I have ten days to write 27 blogs. I don’t feel like the finish line is in sight at all. I feel like I’m running a marathon but I don’t have the luxury of pacing myself; I have to sprint. I remember the last time I sprinted. Actually, I just walked really fast.
It was the Susan G. Komen 3-Day Walk for Breast Cancer. It was about 20 miles a day. And I really didn’t know what I was doing. I just thought it would be fun to walk that much. The first and second days were extremely hard, especially the second day. On the night of the second day, there was a show and a dance for the participants. Then there was an exercise coach who happened to mention a way to walk more quickly and efficiently, by moving the arms along with the body. I tried it. I also made sure not to stop too often as I had on the previous two days. I just kept going and I kept walking, stopping only to eat or use the restroom. But my time was about six hours so I was pretty happy.

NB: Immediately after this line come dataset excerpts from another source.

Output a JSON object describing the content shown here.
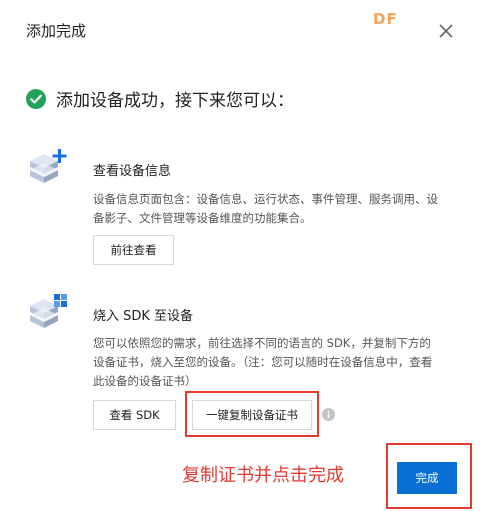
{
  "dialog": {
    "title": "添加完成",
    "watermark": "DF"
  },
  "success": {
    "text": "添加设备成功，接下来您可以："
  },
  "section1": {
    "title": "查看设备信息",
    "desc_line1": "设备信息页面包含：设备信息、运行状态、事件管理、服务调用、设",
    "desc_line2": "备影子、文件管理等设备维度的功能集合。",
    "button": "前往查看"
  },
  "section2": {
    "title": "烧入 SDK 至设备",
    "desc_line1": "您可以依照您的需求，前往选择不同的语言的 SDK，并复制下方的",
    "desc_line2": "设备证书，烧入至您的设备。（注：您可以随时在设备信息中，查看",
    "desc_line3": "此设备的设备证书）",
    "button_sdk": "查看 SDK",
    "button_copy": "一键复制设备证书"
  },
  "annotation": "复制证书并点击完成",
  "footer": {
    "done_button": "完成"
  },
  "colors": {
    "primary": "#0b70d6",
    "success": "#21a35a",
    "annotation": "#e53930",
    "watermark": "#f5a35a"
  }
}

How did I do it? I did two things.
1. I kept putting one foot in front of the other. Most of the time that was easy. I had adrenaline and enthusiasm pushing me forward. Sadly, I spent a lot of time thinking angry thoughts about people who made it a point not to support me for this walk. Still, I refused to let even negative emotions slow my progress.
2. I refused to stop unless I had to. I knew if I stopped too often or even slowed down, it would take me forever to reach the finish line. In fact, some people didn’t finish. They had to be picked up by shuttles. I was determined not to be one of those people. I had no judgment about them; I just didn’t want to be one of them.

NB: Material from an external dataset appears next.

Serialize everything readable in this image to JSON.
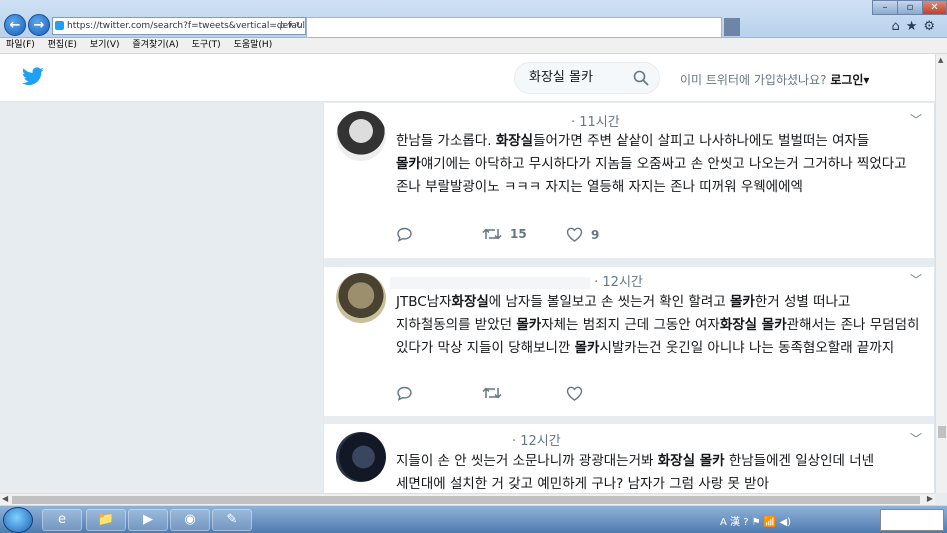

That’s what this goal of 150 blog is like. It’s like this crazy 3-Day walk. By the way, I wasn’t paid for my time or efforts. In fact, I had to raise $2,000 in order to participate. Raising the funds is its’ own story. This was before I had read The War of Art, but I definitely learned about Resistance. I was amazed at the number of people who were against this, including two women, one who had breast cancer!

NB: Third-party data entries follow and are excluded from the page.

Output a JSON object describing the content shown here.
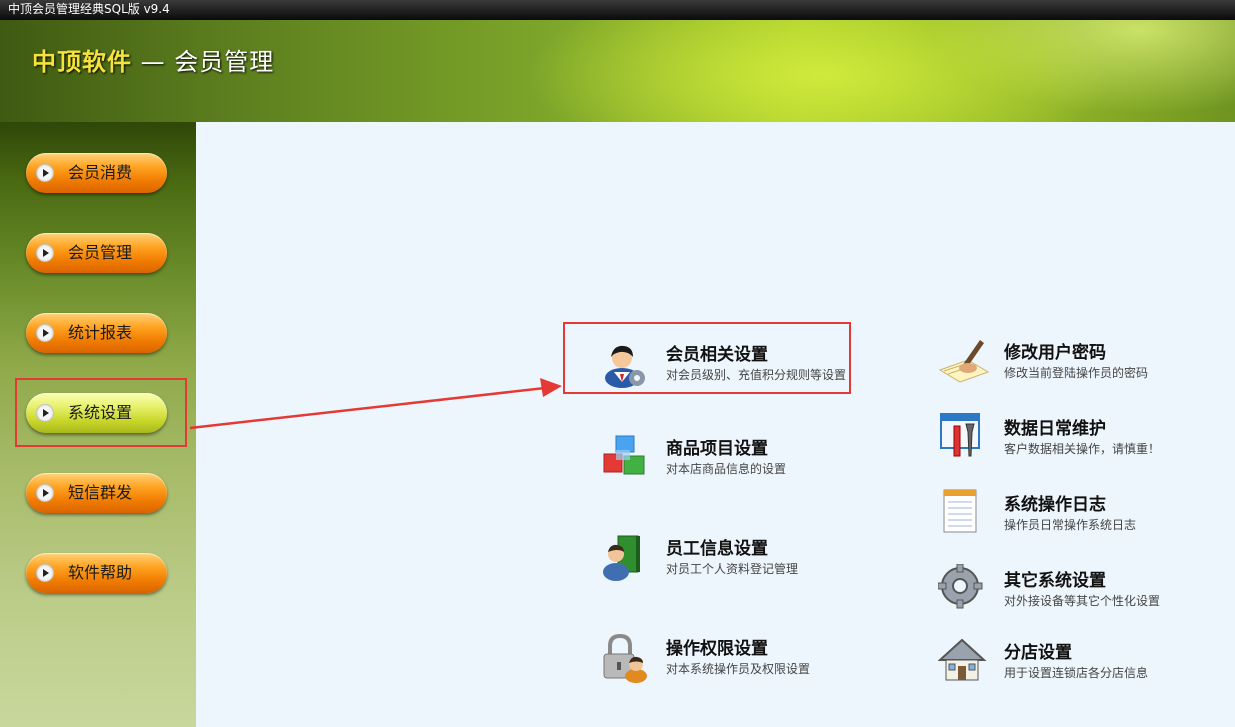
{
  "window": {
    "title": "中顶会员管理经典SQL版 v9.4"
  },
  "header": {
    "brand": "中顶软件",
    "subtitle": " — 会员管理"
  },
  "sidebar": {
    "items": [
      {
        "label": "会员消费"
      },
      {
        "label": "会员管理"
      },
      {
        "label": "统计报表"
      },
      {
        "label": "系统设置",
        "active": true
      },
      {
        "label": "短信群发"
      },
      {
        "label": "软件帮助"
      }
    ]
  },
  "settings": {
    "left": [
      {
        "icon": "member-settings-icon",
        "title": "会员相关设置",
        "desc": "对会员级别、充值积分规则等设置"
      },
      {
        "icon": "product-cubes-icon",
        "title": "商品项目设置",
        "desc": "对本店商品信息的设置"
      },
      {
        "icon": "employee-book-icon",
        "title": "员工信息设置",
        "desc": "对员工个人资料登记管理"
      },
      {
        "icon": "lock-user-icon",
        "title": "操作权限设置",
        "desc": "对本系统操作员及权限设置"
      }
    ],
    "right": [
      {
        "icon": "pen-paper-icon",
        "title": "修改用户密码",
        "desc": "修改当前登陆操作员的密码"
      },
      {
        "icon": "maintenance-tools-icon",
        "title": "数据日常维护",
        "desc": "客户数据相关操作，请慎重！"
      },
      {
        "icon": "log-notepad-icon",
        "title": "系统操作日志",
        "desc": "操作员日常操作系统日志"
      },
      {
        "icon": "gear-icon",
        "title": "其它系统设置",
        "desc": "对外接设备等其它个性化设置"
      },
      {
        "icon": "house-icon",
        "title": "分店设置",
        "desc": "用于设置连锁店各分店信息"
      }
    ]
  },
  "annotation_color": "#e53935",
  "colors": {
    "accent_orange": "#f07b00",
    "active_yellow": "#c8d62a",
    "content_bg": "#eef6fd"
  }
}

Still, that wasn’t my greatest resistance. My greatest resistance was focusing on the negative aspects of my journey. The truth is that, despite my detractors, I raised all the money I needed and more. I was able to use some of my donations to help others raise their funds.
Both the walk and my 150-blog-goal remind me of Joseph Campbell’s Hero’s Journey described in The Hero of a Thousand Faces:
A hero ventures forth from the world of common day into a region of supernatural wonder: fabulous forces are there encountered and a decisive victory is won: the hero comes back from this mysterious adventure with the power to bestow boons on his fellow man.
That all sounds very encouraging. It’s what I achieved when I did the walk. I’ve done it other times. But often the hero resists the call. I’ve done that far too often when I’ve been lazy, angry, negative or afraid.
I resist or have resisted the call
· Every time I don’t study
· When I give into my children’s whining
· When I exceed the speed limit
· When I complain
· When I gossip
· When I spend my thought life in resentment or regret.
I’m not saying I’m a hero, but I can be. It’s mostly about doing my best and setting examples. Doing the 3-Day walk helped me to prove to the world and to myself that I could do the difficult stuff and see it through to the end. I’ve done it before and I can do it again.
Sometimes, for me, the hardest part of the journey is between the halfway and three-fourths point. I’m at the worst point possible. There is pressure, but no reward. The clock is ticking and, honestly, it does not look like I’m going to make it. I’ve gone too far to turn back and I’ve invested too much time to quit. At the same time, the end looks so far away. It feels like it’s never going to end. And, even if I do reach my goal, I have no guarantee of any results but sore fingers and wondering if I should have spent my time doing something else.
But I’m past the half-way mark, so I’m going to keep going. Maybe I’m being dramatic, but I think there’s something at stake here. I have no idea what it is. I just know I need to do my best. I just know that I need to Get Started and Keep Going.